Matriona y Simeón empezaron a discutir.
El quería explicarle lo sucedido, pero ella no lo dejaba, metiendo en la
discusión toda clase de cosas, incluso las sucedidas diez años antes. Ella
hablaba y hablaba, mientras Simeón trataba de contarle cómo había encontrado al
joven casi helado, y que Dios lo había enviado a él porque sino el chico habría muerto. Y le
pidió que se calmara.
Matriona quería seguir rezongando, pero al mirar al joven se calló… El
forastero estaba sentado, no se movía… Sus manos estaban plegadas sobre sus
rodillas, su cabeza caída sobre el pecho, los ojos cerrados, y fruncía el
rostro como si algo lo asfixiara.
Simeón le preguntó a su mujer si se había olvidado de Dios…
Al
oírlo, Matriona miró al joven… y súbitamente su corazón se ablandó…
Se
acercó al horno y sacó la cena, que estaba lista. Y organizó todo sobre la
mesa, ubicando el trozo de pan que le quedaba. Luego, les alcanzó los cubiertos
y los invitó a comer.
Ellos empezaron a cenar, mientras Matriona miraba al forastero… Sintió
pena por él y se dio cuenta que el joven le agradaba.
Entonces, el forastero pareció alegrarse: su expresión de ahogo desapareció
y abriendo los ojos, sonrió a Matriona.
Una
vez terminada la cena, Matriona empezó a interrogarlo… El chico respondió lo
mismo que había respondido a Simeón, diciendo que Dios lo había castigado, y
que Simeón había tenido piedad de él, y que ella también había tenido piedad al
darle de comer, y que por eso serían bendecidos.

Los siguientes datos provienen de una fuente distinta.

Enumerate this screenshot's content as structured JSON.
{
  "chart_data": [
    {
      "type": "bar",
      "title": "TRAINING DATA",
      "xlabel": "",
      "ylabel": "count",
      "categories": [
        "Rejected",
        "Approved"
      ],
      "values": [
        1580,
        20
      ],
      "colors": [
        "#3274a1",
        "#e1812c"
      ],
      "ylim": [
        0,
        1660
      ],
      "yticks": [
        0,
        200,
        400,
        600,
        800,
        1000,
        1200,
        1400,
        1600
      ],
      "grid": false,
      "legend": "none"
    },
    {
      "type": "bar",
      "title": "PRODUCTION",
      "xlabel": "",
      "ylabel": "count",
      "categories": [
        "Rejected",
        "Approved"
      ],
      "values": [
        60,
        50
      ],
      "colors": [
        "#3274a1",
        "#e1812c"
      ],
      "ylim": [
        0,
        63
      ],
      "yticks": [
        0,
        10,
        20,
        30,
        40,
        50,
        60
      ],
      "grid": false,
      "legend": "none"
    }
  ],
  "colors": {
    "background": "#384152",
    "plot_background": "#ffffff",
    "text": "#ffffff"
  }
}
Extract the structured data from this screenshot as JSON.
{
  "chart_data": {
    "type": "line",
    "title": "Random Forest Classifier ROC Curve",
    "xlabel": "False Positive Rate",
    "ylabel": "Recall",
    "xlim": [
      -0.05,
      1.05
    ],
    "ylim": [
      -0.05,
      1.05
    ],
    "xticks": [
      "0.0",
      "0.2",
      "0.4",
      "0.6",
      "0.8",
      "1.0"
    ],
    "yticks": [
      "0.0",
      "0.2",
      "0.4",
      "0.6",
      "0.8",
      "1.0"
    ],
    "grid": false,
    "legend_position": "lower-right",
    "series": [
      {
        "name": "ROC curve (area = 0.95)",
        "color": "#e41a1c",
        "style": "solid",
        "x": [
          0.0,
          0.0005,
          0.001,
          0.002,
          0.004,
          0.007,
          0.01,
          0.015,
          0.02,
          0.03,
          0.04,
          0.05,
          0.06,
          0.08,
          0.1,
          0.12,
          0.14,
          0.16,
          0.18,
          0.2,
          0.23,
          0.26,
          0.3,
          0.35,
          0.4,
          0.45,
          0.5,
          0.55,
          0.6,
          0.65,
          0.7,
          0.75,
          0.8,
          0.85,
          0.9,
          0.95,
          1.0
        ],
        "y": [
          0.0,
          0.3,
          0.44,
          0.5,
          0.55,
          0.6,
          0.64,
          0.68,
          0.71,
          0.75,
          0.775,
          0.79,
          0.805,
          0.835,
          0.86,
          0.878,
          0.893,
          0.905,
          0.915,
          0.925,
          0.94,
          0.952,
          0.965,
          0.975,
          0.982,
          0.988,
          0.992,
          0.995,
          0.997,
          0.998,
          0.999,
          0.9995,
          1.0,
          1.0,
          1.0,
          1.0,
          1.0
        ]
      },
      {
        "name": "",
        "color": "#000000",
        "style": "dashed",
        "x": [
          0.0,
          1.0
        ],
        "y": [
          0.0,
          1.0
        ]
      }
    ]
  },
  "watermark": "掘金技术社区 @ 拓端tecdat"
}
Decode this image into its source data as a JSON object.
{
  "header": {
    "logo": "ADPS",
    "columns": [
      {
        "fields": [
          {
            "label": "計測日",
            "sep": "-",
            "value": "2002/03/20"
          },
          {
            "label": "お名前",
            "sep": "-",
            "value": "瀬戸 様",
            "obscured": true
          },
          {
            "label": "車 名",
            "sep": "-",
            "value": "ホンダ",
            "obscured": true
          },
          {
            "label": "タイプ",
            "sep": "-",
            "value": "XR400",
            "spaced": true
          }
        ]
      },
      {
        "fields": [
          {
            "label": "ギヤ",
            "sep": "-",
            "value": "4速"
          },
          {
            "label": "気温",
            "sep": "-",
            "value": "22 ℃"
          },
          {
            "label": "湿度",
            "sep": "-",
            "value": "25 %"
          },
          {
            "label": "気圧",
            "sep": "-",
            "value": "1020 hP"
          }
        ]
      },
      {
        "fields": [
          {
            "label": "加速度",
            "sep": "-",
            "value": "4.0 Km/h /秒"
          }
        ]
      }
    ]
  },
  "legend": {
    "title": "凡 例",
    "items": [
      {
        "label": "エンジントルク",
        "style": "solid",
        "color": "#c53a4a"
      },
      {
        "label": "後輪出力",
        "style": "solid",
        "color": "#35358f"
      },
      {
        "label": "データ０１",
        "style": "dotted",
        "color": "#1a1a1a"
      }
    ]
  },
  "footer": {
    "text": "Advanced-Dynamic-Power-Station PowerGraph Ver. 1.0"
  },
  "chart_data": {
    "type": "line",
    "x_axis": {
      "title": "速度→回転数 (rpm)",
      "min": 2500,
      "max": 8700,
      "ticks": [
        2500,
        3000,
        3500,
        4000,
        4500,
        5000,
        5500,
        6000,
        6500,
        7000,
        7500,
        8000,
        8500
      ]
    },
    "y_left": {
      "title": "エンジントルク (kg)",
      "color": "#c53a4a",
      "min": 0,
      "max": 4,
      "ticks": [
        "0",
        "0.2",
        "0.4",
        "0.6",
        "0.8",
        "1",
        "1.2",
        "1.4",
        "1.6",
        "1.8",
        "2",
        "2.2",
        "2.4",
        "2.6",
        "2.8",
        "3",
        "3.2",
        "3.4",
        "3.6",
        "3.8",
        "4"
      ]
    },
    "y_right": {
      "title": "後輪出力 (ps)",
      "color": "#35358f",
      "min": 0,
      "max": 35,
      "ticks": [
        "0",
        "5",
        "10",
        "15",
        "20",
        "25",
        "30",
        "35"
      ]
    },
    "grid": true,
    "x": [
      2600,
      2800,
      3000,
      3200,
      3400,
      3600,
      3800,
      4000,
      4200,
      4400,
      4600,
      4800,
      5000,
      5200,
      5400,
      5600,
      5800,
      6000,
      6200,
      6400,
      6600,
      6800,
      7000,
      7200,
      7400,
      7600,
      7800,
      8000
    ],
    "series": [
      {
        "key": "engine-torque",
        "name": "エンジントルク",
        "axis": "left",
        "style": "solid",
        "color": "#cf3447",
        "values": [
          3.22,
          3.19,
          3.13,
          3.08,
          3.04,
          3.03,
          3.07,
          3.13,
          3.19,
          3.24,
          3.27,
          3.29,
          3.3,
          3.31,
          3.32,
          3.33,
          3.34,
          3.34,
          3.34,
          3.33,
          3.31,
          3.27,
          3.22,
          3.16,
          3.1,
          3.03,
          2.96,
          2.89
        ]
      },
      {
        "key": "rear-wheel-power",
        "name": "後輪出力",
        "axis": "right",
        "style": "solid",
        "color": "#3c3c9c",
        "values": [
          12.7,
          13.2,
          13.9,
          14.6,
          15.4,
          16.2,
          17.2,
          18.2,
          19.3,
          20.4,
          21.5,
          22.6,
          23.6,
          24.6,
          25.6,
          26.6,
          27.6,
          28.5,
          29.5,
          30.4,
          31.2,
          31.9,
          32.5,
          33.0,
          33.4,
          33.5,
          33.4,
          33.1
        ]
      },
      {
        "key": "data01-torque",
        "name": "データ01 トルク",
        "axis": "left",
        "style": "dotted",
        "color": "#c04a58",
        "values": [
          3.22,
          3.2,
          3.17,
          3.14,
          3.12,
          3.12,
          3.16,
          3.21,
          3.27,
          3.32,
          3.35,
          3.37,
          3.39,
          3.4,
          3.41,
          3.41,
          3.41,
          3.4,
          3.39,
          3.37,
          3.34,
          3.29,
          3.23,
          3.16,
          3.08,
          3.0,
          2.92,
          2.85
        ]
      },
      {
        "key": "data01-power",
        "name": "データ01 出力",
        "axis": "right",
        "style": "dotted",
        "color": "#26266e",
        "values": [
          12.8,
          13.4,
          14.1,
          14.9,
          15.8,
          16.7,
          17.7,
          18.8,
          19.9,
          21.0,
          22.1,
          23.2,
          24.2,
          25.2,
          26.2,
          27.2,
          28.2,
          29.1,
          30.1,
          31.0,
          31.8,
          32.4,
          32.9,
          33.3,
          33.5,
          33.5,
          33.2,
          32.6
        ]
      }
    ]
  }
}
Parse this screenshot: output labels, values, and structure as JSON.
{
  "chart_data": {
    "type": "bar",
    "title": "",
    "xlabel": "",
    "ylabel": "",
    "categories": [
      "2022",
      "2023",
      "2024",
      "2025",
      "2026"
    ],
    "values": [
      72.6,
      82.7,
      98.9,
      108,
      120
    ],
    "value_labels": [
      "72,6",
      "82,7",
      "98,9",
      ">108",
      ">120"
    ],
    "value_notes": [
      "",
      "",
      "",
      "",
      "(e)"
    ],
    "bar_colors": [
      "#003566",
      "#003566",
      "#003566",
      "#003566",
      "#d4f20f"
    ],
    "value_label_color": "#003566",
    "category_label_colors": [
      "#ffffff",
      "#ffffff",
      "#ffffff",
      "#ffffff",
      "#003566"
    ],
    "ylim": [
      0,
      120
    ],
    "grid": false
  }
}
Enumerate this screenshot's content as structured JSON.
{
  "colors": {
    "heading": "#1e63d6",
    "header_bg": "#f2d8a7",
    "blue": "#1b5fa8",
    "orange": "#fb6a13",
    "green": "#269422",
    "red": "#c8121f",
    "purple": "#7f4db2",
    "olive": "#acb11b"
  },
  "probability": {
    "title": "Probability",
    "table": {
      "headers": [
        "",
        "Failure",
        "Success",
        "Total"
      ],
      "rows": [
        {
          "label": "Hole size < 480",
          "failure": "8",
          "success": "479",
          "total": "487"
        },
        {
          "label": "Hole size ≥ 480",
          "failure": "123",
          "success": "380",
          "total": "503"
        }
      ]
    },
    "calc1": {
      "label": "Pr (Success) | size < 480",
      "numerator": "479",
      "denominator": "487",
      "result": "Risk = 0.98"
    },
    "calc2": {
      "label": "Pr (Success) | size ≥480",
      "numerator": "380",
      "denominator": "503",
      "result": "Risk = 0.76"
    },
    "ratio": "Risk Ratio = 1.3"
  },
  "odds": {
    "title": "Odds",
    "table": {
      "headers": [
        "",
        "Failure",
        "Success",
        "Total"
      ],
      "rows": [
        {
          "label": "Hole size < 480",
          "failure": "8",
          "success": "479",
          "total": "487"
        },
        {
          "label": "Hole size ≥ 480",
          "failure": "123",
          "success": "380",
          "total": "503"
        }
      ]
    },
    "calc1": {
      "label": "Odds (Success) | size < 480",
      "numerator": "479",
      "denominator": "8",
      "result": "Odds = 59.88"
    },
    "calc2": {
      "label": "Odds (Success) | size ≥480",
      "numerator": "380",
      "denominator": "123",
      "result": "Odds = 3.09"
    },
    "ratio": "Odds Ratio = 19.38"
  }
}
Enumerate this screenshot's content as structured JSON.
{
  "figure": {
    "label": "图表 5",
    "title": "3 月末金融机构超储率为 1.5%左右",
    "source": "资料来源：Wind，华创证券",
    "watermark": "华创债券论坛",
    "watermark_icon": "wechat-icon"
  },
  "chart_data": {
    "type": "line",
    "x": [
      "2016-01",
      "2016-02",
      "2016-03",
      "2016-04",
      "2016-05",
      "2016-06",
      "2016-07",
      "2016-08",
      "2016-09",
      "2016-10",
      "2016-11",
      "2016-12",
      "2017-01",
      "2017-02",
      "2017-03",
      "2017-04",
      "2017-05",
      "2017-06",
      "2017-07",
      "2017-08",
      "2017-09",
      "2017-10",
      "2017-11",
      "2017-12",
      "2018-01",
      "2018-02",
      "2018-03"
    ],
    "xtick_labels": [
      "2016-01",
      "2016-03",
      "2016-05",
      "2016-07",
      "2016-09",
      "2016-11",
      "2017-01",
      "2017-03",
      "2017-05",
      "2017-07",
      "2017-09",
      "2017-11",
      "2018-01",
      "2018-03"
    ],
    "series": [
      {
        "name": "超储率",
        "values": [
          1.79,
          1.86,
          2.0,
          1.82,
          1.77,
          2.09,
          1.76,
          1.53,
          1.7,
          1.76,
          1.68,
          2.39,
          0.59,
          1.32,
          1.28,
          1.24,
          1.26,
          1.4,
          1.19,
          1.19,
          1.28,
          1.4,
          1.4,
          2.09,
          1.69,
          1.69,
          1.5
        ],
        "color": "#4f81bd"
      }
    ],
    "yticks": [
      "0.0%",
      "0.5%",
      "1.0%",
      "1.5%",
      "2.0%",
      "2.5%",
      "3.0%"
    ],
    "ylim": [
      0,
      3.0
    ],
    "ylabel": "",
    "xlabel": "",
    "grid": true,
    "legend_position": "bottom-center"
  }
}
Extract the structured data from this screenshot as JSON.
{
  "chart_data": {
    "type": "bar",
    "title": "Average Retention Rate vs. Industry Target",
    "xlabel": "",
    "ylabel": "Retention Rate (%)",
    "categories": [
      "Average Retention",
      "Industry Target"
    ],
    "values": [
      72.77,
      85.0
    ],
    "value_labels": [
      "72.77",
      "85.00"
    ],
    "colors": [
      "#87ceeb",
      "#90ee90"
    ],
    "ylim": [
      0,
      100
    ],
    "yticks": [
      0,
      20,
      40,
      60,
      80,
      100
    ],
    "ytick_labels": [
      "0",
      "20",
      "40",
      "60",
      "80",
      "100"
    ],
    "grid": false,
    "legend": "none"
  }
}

Matriona agarró la vieja camisa de su marido, la que había estado
remendando, y se la dio al joven. Y también encontró unos pantalones para
darle.
Luego lo invitó a acostarse: en una hamaca o cerca del horno.
El forastero se vistió y se recostó en la
hamaca.
Matriona apagó la luz y se acomodó para dormir junto a su marido. Pero
no podía dejar de pensar en el extraño joven, quien se había comido el último
pedazo de pan, y por eso no tendrían pan a la mañana siguiente…, y además le
había dado ropa…, y todo eso la ponía mal…
Pero
al recordar la sonrisa que el chico le había dirigido, su corazón se alegró.